Em resumo, o magistrado tem a lei como parâmetro para a aplicação da pena, daí a relação direta entre a quantidade de pena aplicada a cada caso e a quantidade de pena prevista em lei como punição pela prática de crimes de homicídio.

Como a sociedade pode ajudar a pressionar as autoridades competentes para garantir sentenças mais justas?

Qualquer intenção de pressionar, socialmente, autoridades competentes para garantir que penas relativas a crimes de homicídio sejam mais justas, penso eu, deve se valer dos meios legais, sociais e pacíficos que estão à disposição de qualquer cidadão. Falo aqui da lei de iniciativa popular, do acionamento do parlamentar em que confiou ao exercer o seu direito ao voto para solicitar qualquer tipo de atuação específica, ou mesmo da utilização das redes sociais para, de forma pacífica, organizada e civilizada, cobrar aquilo que a sociedade entende como o certo.

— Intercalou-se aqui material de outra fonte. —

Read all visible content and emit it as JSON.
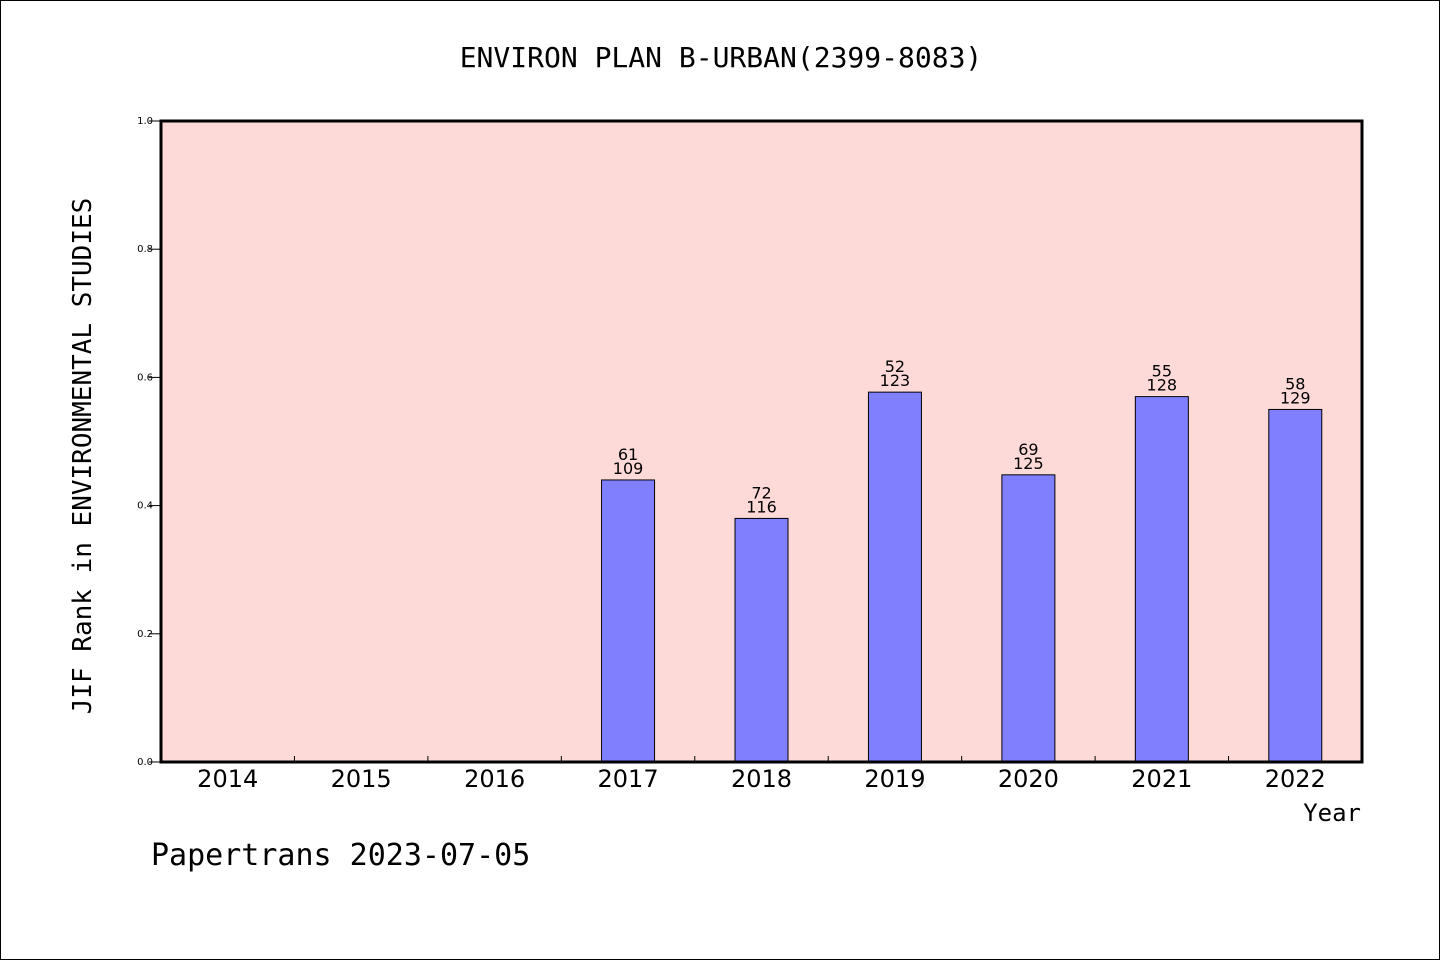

Acha que o Corpo de Sentença é capacitado para votar os quesitos?

Mais do que capacitado. Só compõe o Conselho de Sentença aquele que conduz sua vida de forma a demonstrar que é capaz de representar a sociedade no exercício da função jurisdicional, o que basta para o exercício da função de Jurado. Os jurados levam ao Plenário seus princípios e valores para, junto das provas lhe apresentadas e das questões jurídicas lhe expostas, darem a solução mais justa ao caso, e todos os jurados da nossa Comarca o fazem com maestria.